За ними шел сын богатея Петра Мушки Федько и нес узлы с собранными у людей вещами.

— Нате, паночки, нате! — промолвила Оленка Бойчиха и дала четыре сорочки.

— Знаете, что бедная и не могу вам дать лучшего или  г р е й ц а р а  какого-нибудь, потому как нет у меня, так возьмите эти тряпки. Чтоб было чем нашим сынам в воскресенье сорочку переменить, чтоб вошь их не ела, чтоб могли в здоровье и чистоте идти, чтоб принесли в наши хаты радость.

Давала, и слезы текли из ее глаз, и другие люди давали крейцеры, белье, простыни и плакали по своим сыновьям.

Когда сборщики ушли и к людям подошел Карпо Рондюк, Юрчик Тындык, блеснув одним глазом, сказал:

— Ой, ой, люди добрые! Даем-то мы даем, стыдно человеку быть таким черствым и ничего не дать. Имеешь два грейцара, так один оставишь детям на хлеб, а другой отдашь. Люди, люди, а что мы будем от этого иметь? Что-то очень уж крутятся богатенькие да панычки около этой Украины!

— Я это говорила с самого начала, — сказала баба Сысачиха, у которой император забрал в войско двух сыновей, а невестка осталась с детьми.

— Известно, люди, если богатеи тянут сюда свои руки, то уж, наверно, чуют что-то. Зря не будут крутиться и липнуть, как к меду. А бедный человек туда же. А станет ли у него столько разума, чтобы знать, хорошо это или плохо. Разве беда не глушит разум…

— Правду, бабушка, говорите, — вытирала слезы Оленка.

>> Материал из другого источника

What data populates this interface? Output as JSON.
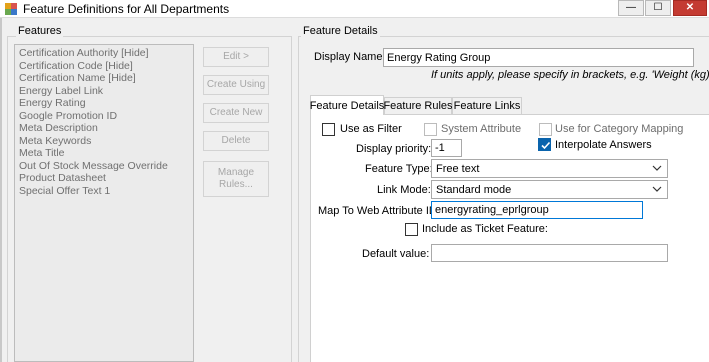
{
  "window": {
    "title": "Feature Definitions for All Departments",
    "minimize_glyph": "—",
    "maximize_glyph": "☐",
    "close_glyph": "✕"
  },
  "features_panel": {
    "label": "Features",
    "items": [
      "Certification Authority [Hide]",
      "Certification Code [Hide]",
      "Certification Name [Hide]",
      "Energy Label Link",
      "Energy Rating",
      "Google Promotion ID",
      "Meta Description",
      "Meta Keywords",
      "Meta Title",
      "Out Of Stock Message Override",
      "Product Datasheet",
      "Special Offer Text 1"
    ]
  },
  "buttons": {
    "edit": "Edit >",
    "create_using": "Create Using",
    "create_new": "Create New",
    "delete": "Delete",
    "manage_rules_line1": "Manage",
    "manage_rules_line2": "Rules..."
  },
  "feature_details": {
    "label": "Feature Details",
    "display_name_label": "Display Name:",
    "display_name_value": "Energy Rating Group",
    "units_hint": "If units apply, please specify in brackets, e.g. 'Weight (kg)'"
  },
  "tabs": {
    "details": "Feature Details",
    "rules": "Feature Rules",
    "links": "Feature Links"
  },
  "details_tab": {
    "use_as_filter": "Use as Filter",
    "system_attribute": "System Attribute",
    "use_for_category_mapping": "Use for Category Mapping",
    "display_priority_label": "Display priority:",
    "display_priority_value": "-1",
    "interpolate_answers": "Interpolate Answers",
    "feature_type_label": "Feature Type:",
    "feature_type_value": "Free text",
    "link_mode_label": "Link Mode:",
    "link_mode_value": "Standard mode",
    "map_web_attribute_label": "Map To Web Attribute ID:",
    "map_web_attribute_value": "energyrating_eprlgroup",
    "include_ticket_feature": "Include as Ticket Feature:",
    "default_value_label": "Default value:",
    "default_value_value": ""
  },
  "colors": {
    "accent": "#0078d7",
    "checkbox_checked": "#0a64ad",
    "close_button": "#c43b32"
  }
}
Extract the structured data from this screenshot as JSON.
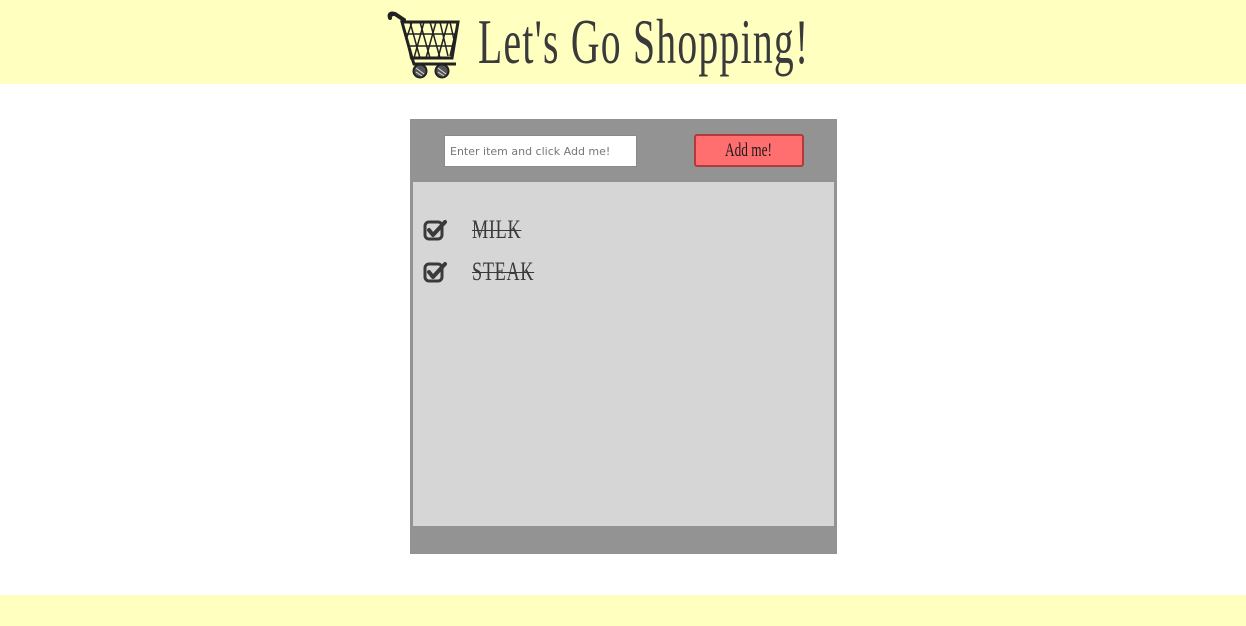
{
  "header": {
    "title": "Let's Go Shopping!",
    "icon": "shopping-cart-icon"
  },
  "form": {
    "input_placeholder": "Enter item and click Add me!",
    "input_value": "",
    "add_label": "Add me!"
  },
  "list": {
    "items": [
      {
        "label": "milk",
        "checked": true
      },
      {
        "label": "steak",
        "checked": true
      }
    ]
  },
  "colors": {
    "header_bg": "#ffffc0",
    "panel_bg": "#939393",
    "list_bg": "#d6d6d6",
    "button_bg": "#ff6f6f",
    "text": "#3a3a3a"
  }
}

— Как подумаешь, сколько уже людей наших угнали в Гминд, в Талергоф и повесили. И за что? Все за москвофильство… А они — знали они разве, что это такое? Они тоже думали, что, может, это и есть заплата на их беду. Ой, ой, люди милые, как бы и с нашими сынами того не случилось!

— Хлоп глупый, не имеет науки, — вставил Рондюк. — Имел бы науку, разумом стал бы повыше, знал бы, куда идти. А с Украиной решать надо так: раз уж пошли наши сыны, значит, будут там учиться на что-то, а для родных своих зла не допустят. Потому как повырастали вместе с нами, кровь течет в них наша, а блестящие гимназические мундиры, что понадевали на себя, выплаканы нашими мамами и окроплены потом нашего тела.

— Правду, Карпо, говорите, — ответил Юрчик Тындык. — Наука дороже золота. И недаром богатенькие да панычи так тянутся к ней. Наверняка чуют здесь что-то доброе. Только скажите, людоньки, как же взять ее с пустыми руками? На все деньги нужны. Хорошо, если был лоскуток поля, как вот у вас, Карпо, смогли продать и послать Мирослава в ученье. А вот с такими, что с иголкой, ниткой, шилом да молотком, с такими дальше школы людовой польской не уедете. Ой, ой, люди!